Edition 2021

The Old school art residency presents Sarah E Philips – a multi-media artist from USA – this Saturday, 23th of October at 5 pm

This series, Acolytes for a New World, is about ushering in the new while occupying those spaces—be they physical, liminal, or social–of the in-between.

As a child, I was an acolyte in the community church, one of the few churches that allowed girls to perform this sacred role. The acolyte’s job was to, at the beginning of every service, ring the huge church bells—for me, then, more like a rope swing than anything else—and carry the fire to light the altars up the aisle to begin the service. At the end, we’d walk the aisles again and snuff the candles out. This signified the transition in and out of the “holy time,” and the sanctified space, of the worship.  We were taught, as children, not to yelp or jump if the hot wax melted onto our hands during the lighting, so as not to disrupt the ceremony of it all.

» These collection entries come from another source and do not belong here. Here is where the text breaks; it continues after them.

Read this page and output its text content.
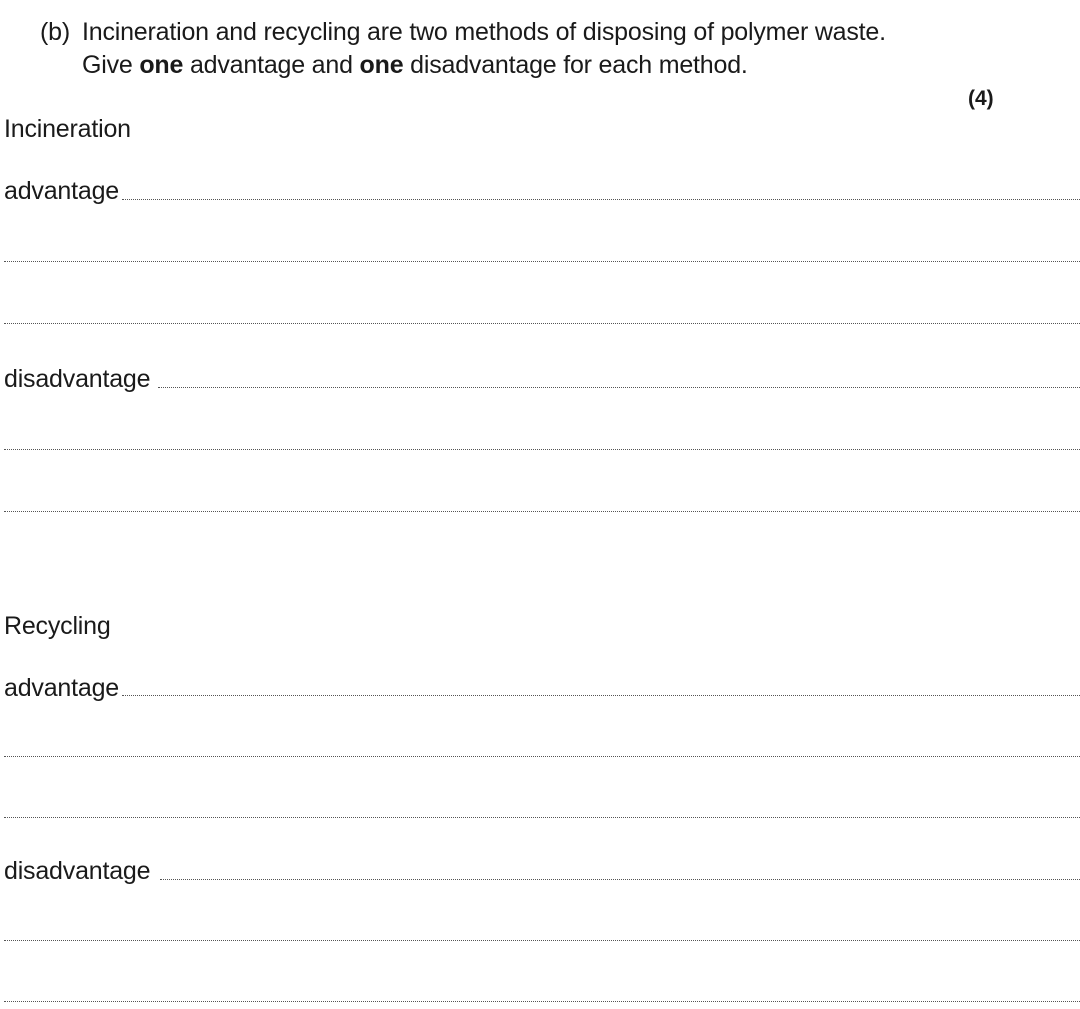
(b) Incineration and recycling are two methods of disposing of polymer waste.
Give one advantage and one disadvantage for each method.
(4)
Incineration
advantage
disadvantage
Recycling
advantage
disadvantage
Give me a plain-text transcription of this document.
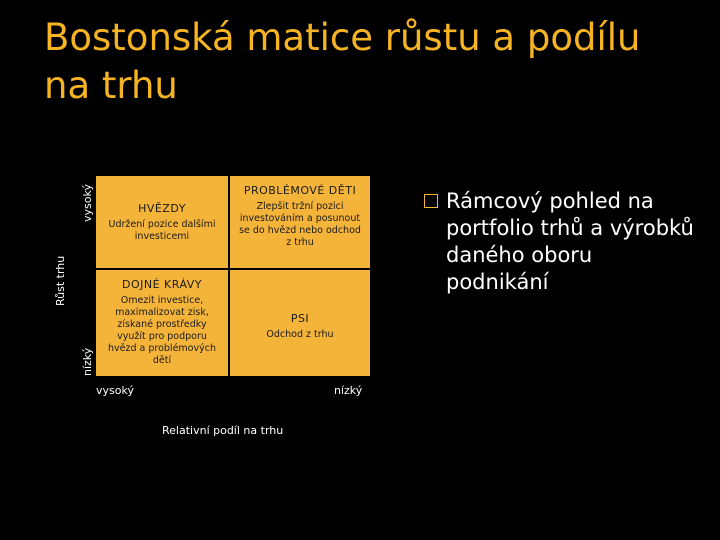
Bostonská matice růstu a podílu na trhu
Růst trhu
vysoký
nízký
HVĚZDY
Udržení pozice dalšími investicemi
PROBLÉMOVÉ DĚTI
Zlepšit tržní pozici investováním a posunout se do hvězd nebo odchod z trhu
DOJNÉ KRÁVY
Omezit investice, maximalizovat zisk, získané prostředky využít pro podporu hvězd a problémových dětí
PSI
Odchod z trhu
vysoký	nízký
Relativní podíl na trhu
Rámcový pohled na portfolio trhů a výrobků daného oboru podnikání
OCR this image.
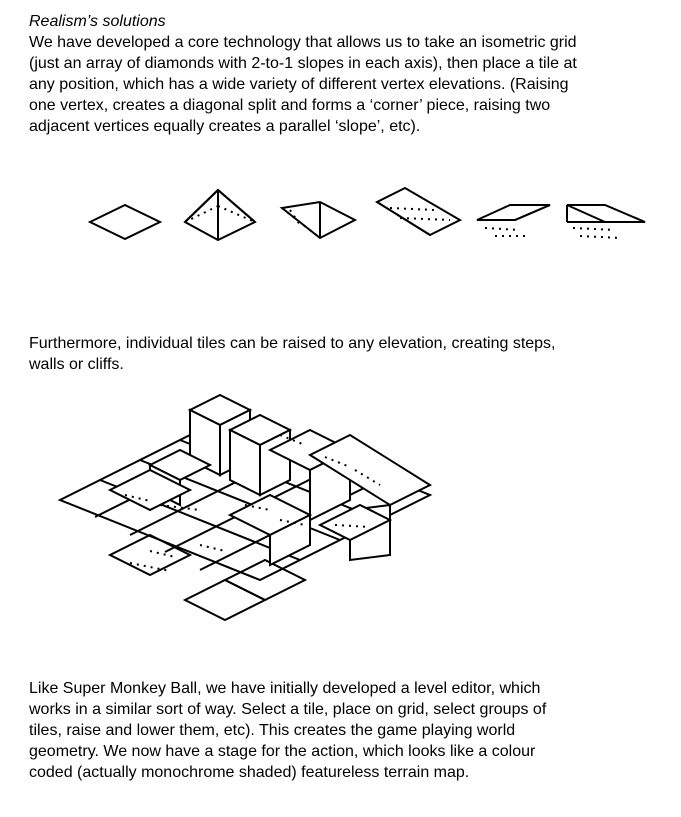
Realism’s solutions

We have developed a core technology that allows us to take an isometric grid
(just an array of diamonds with 2-to-1 slopes in each axis), then place a tile at
any position, which has a wide variety of different vertex elevations. (Raising
one vertex, creates a diagonal split and forms a ‘corner’ piece, raising two
adjacent vertices equally creates a parallel ‘slope’, etc).

Furthermore, individual tiles can be raised to any elevation, creating steps,
walls or cliffs.

Like Super Monkey Ball, we have initially developed a level editor, which
works in a similar sort of way. Select a tile, place on grid, select groups of
tiles, raise and lower them, etc). This creates the game playing world
geometry. We now have a stage for the action, which looks like a colour
coded (actually monochrome shaded) featureless terrain map.
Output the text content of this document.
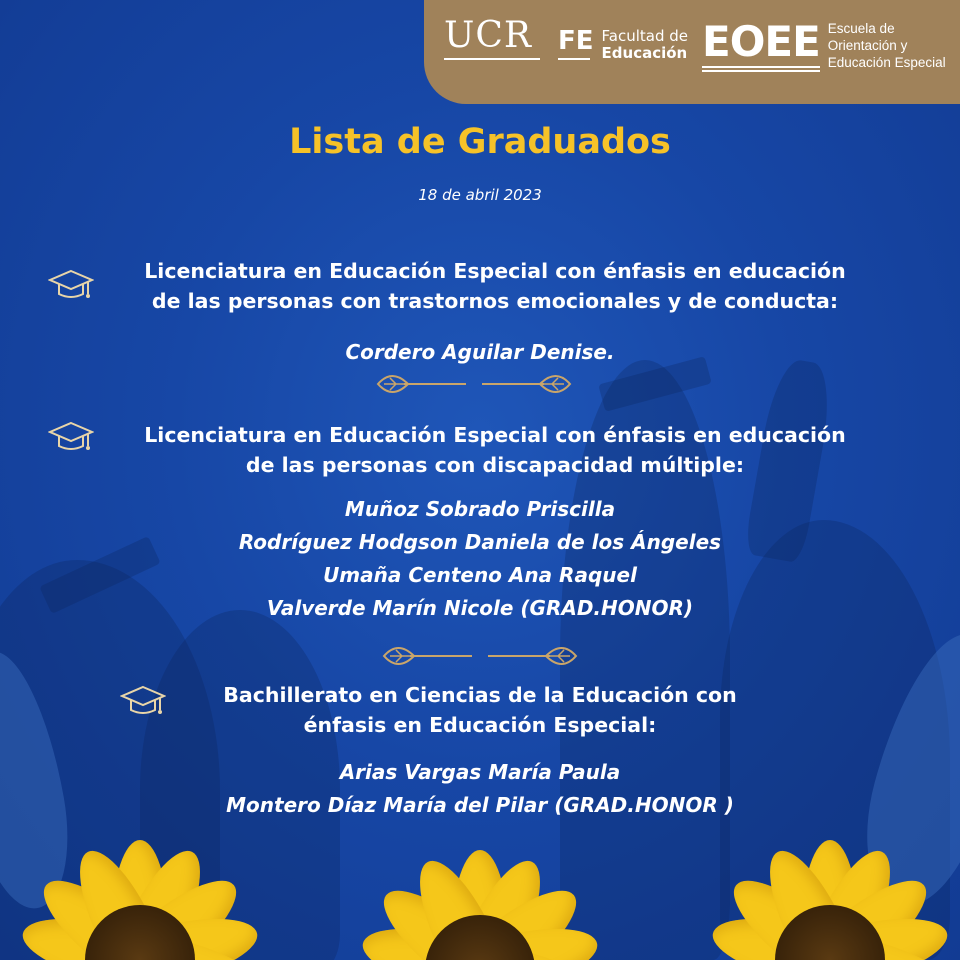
UCR	FE Facultad de
Educación EOEE Escuela de
Orientación y
Educación Especial
Lista de Graduados
18 de abril 2023
Licenciatura en Educación Especial con énfasis en educación
de las personas con trastornos emocionales y de conducta:
Cordero Aguilar Denise.
Licenciatura en Educación Especial con énfasis en educación
de las personas con discapacidad múltiple:
Muñoz Sobrado Priscilla
Rodríguez Hodgson Daniela de los Ángeles
Umaña Centeno Ana Raquel
Valverde Marín Nicole (GRAD.HONOR)
Bachillerato en Ciencias de la Educación con
énfasis en Educación Especial:
Arias Vargas María Paula
Montero Díaz María del Pilar (GRAD.HONOR )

I think a lot about the beautiful, threatening, fragile and painful thing that the hot wax represented as it would drip down the candle and onto our tiny fingers, and the beautiful and painful fragile thing that change and transition represent as well.

I have spent a lot of time considering the meaning and manifestation of sacred spaces; for me these are often those spaces of the “in-between.”  I feel that right now, in the world, we are on the precipice of change, or hopeful for it—at the near-end of a global health crisis, and significant political shifts worldwide as well.  Gorna Lipnitsa, too, seems to me to have a number of spaces of “in-between,” harkening back to its communist history, hopeful in the strong sense of community that I feel here, but with so many visual markers of an order that once was, present, like skeletons, in the space. After lighting candles in the chapel, I began to consider what an acolyte for a new world—one hoped for, manifested, or worked toward, in this waiting-space and time that we are collectively occupying in 2021.

For this series, I chose to take photographs in found in-between spaces in the community, acting as acolyte, sanctifying them with fire via candles, if only temporarily.  I drew from imagery from my own religious upbringing in the Southern United States—that of sacrament, chosen or imposed blindness, and water, while acknowledging the status of fire, fate, and future in regional legends and folklore—and, of course, ritual.

Sarah Phillips is a multi-media artist located in Harrisonburg, Virginia.  She earned her BFA in Art (photography and painting,) and BA in scenic design at James Madison University in 2017, and an MFA in Intermedia Studies, also from JMU. in 2020, she completed a CAS Arts and International cooperation at the Zurich University of the Arts in Zurich, Switzerland. She has shown work across Virginia, Washington, DC, Rome, Italy, and has done mural projects in Illinois, Bucharest, Romania, Virginia, and Panama, and is a Virginia Museum of Fine Arts 2019-2020 Fellow.